- Nuclear Regulatory Commission requires changes at 31 plants
- NRC wants enhancements to help contain damage from any accident
- Reactors are similar in design to Fukushima plant in Japan
- Earthquake, tsunami caused meltdown at Fukushima in 2011
U.S. regulators are directing 31 nuclear reactors similar in design to the Fukushima Daiichi plant in Japan, where an earthquake and tsunami caused a meltdown two years ago, to take additional steps to help contain radiation and other damage from any accident that is not quickly halted.
The Nuclear Regulatory Commission directive on Thursday requires enhancements to systems for venting accumulated pressure from containment structures during an emergency. Vents must also be able to safely handle rising temperatures, hydrogen concentrations and radiation levels.
The changes also aim to ensure that plant personnel can continue to operate vents safely if a reactor core melts down, the agency said.
Plants in the United States were ordered last year by the NRC to take other steps to upgrade their "hardened" venting systems after the 2011 disaster in Japan that crippled three reactors and released radiation into the atmosphere.
It was the worst nuclear accident since Chernobyl in 1986.
"Strengthened vents will help these plants continue to protect the public and the environment even if emergency systems can't immediately stop an accident," NRC Chairman Allison Macfarlane said in a statement.
"By safely releasing built-up pressure and hydrogen, the plants will preserve the buildings that contain radioactive material," she said.
U.S. plants covered under the directive are older, boiling-water reactors mainly similar in design to the Fukushima facility.
During the meltdown in Japan, containment pressure exceeded twice the design limit, and there was no power or air to vent systems, according to an overview of the disaster by the Institute of Nuclear Power Operators.
The goal for completing venting improvements in the United States is 2014, depending on refueling schedules. Additional steps would take longer, if deemed necessary.
The directive covers scenarios for structures meant to condense steam generated during an accident and control pressure and for the larger structures that surround the reactor.

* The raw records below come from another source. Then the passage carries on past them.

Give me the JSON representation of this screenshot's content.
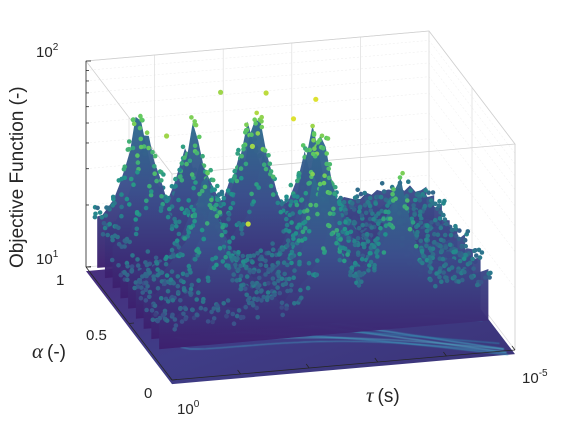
{
  "chart_data": {
    "type": "scatter",
    "subtype": "3d-scatter-with-floor-heatmap",
    "title": "",
    "zlabel": "Objective Function (-)",
    "ylabel_symbol": "α",
    "ylabel_unit": "(-)",
    "xlabel_symbol": "τ",
    "xlabel_unit": "(s)",
    "z_scale": "log",
    "z_ticks": [
      {
        "base": "10",
        "exp": "2",
        "value": 100
      },
      {
        "base": "10",
        "exp": "1",
        "value": 10
      }
    ],
    "zlim": [
      10,
      100
    ],
    "y_ticks": [
      "1",
      "0.5",
      "0"
    ],
    "ylim": [
      0,
      1
    ],
    "x_scale": "log",
    "x_ticks": [
      {
        "base": "10",
        "exp": "0",
        "value": 1
      },
      {
        "base": "10",
        "exp": "-5",
        "value": 1e-05
      }
    ],
    "xlim": [
      1e-05,
      1
    ],
    "colormap": "viridis",
    "colors": {
      "low": "#440154",
      "mid_low": "#3b528b",
      "mid": "#21918c",
      "mid_high": "#5ec962",
      "high": "#fde725",
      "floor_base": "#46307a",
      "floor_ridge": "#3a8fb0"
    },
    "grid": true,
    "legend": "none",
    "ridges": [
      {
        "alpha": 0.91,
        "tau_log": -0.7,
        "peak": 58
      },
      {
        "alpha": 0.85,
        "tau_log": -1.4,
        "peak": 46
      },
      {
        "alpha": 0.78,
        "tau_log": -2.2,
        "peak": 64
      },
      {
        "alpha": 0.62,
        "tau_log": -2.9,
        "peak": 71
      },
      {
        "alpha": 0.48,
        "tau_log": -1.1,
        "peak": 44
      },
      {
        "alpha": 0.35,
        "tau_log": -2.6,
        "peak": 52
      },
      {
        "alpha": 0.22,
        "tau_log": -3.6,
        "peak": 49
      }
    ]
  }
}
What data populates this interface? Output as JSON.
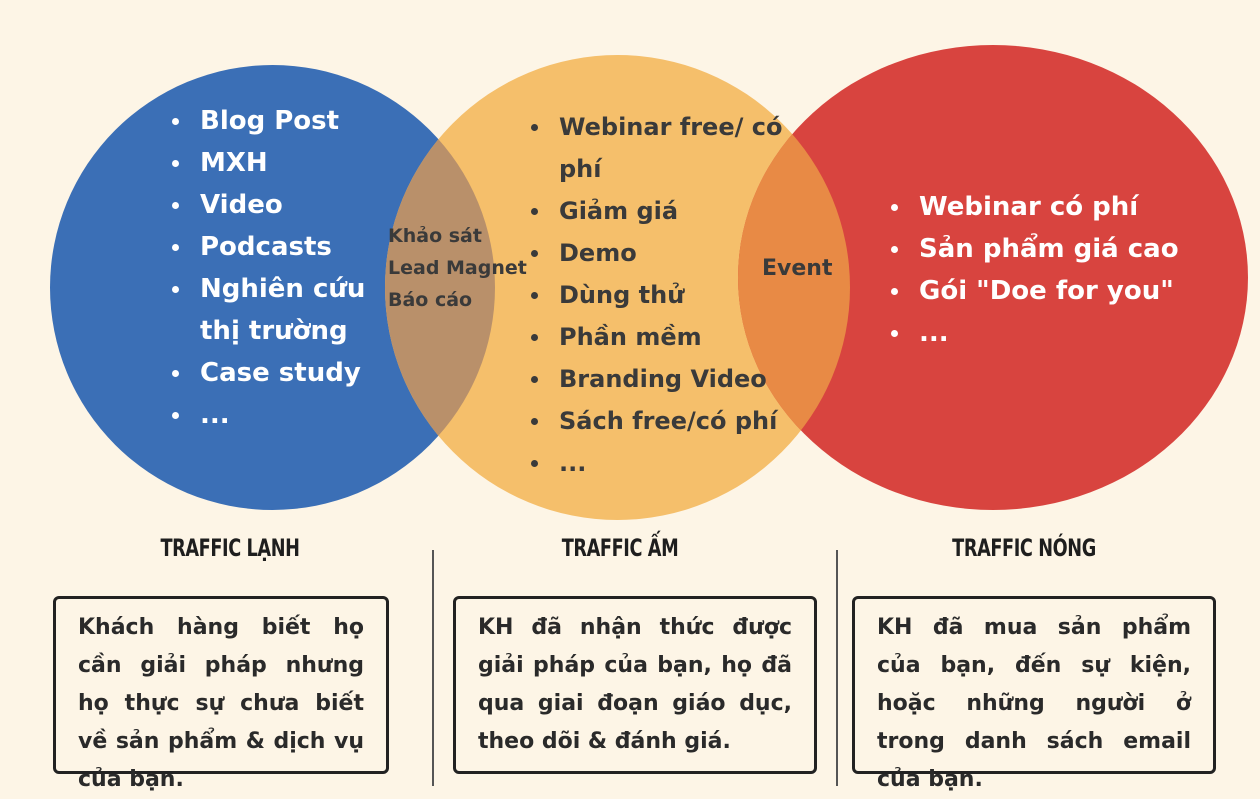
{
  "colors": {
    "background": "#fdf5e6",
    "cold": "#3b6fb6",
    "warm": "#f5bf6b",
    "hot": "#d8443f",
    "overlap_cold_warm": "#b9906a",
    "overlap_warm_hot": "#e88a45"
  },
  "cold": {
    "items": [
      "Blog Post",
      "MXH",
      "Video",
      "Podcasts",
      "Nghiên cứu thị trường",
      "Case study",
      "..."
    ],
    "heading": "TRAFFIC LẠNH",
    "description": "Khách hàng biết họ cần giải pháp nhưng họ thực sự chưa biết về sản phẩm & dịch vụ của bạn."
  },
  "overlap_cold_warm": [
    "Khảo sát",
    "Lead Magnet",
    "Báo cáo"
  ],
  "warm": {
    "items": [
      "Webinar free/ có phí",
      "Giảm giá",
      "Demo",
      "Dùng thử",
      "Phần mềm",
      "Branding Video",
      "Sách free/có phí",
      "..."
    ],
    "heading": "TRAFFIC ẤM",
    "description": "KH đã nhận thức được giải pháp của bạn, họ đã qua giai đoạn giáo dục, theo dõi & đánh giá."
  },
  "overlap_warm_hot": "Event",
  "hot": {
    "items": [
      "Webinar có phí",
      "Sản phẩm giá cao",
      "Gói \"Doe for you\"",
      "..."
    ],
    "heading": "TRAFFIC NÓNG",
    "description": "KH đã mua sản phẩm của bạn, đến sự kiện, hoặc những người ở trong danh sách email của bạn."
  }
}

The NRC also plans to develop a rule to improve the filtering of radioactive material from any vented gases and to improve procedures for preserving the integrity of containment systems.
An industry group said the new order is in line with its assessment of the "most effective means" to address venting.
"Venting to protect containment integrity and to mitigate the impact of a serious event is among the long-established training responses that are part of these facilities' severe accident mitigation guidelines," according to a statement from the Nuclear Energy Institute, a trade group for the industry.
The organization said the timetable is achievable but it did not provide a cost estimate.
Plant operators may have to spend nearly $3.6 billion over the next three to five years on modifications to the nation's 102 nuclear facilities in response to the Fukushima accident, according to a Platts survey released on Thursday.
This includes costs for government mandates to handle threats from flooding and earthquakes as well as related engineering studies, Platts, an energy industry information service, said.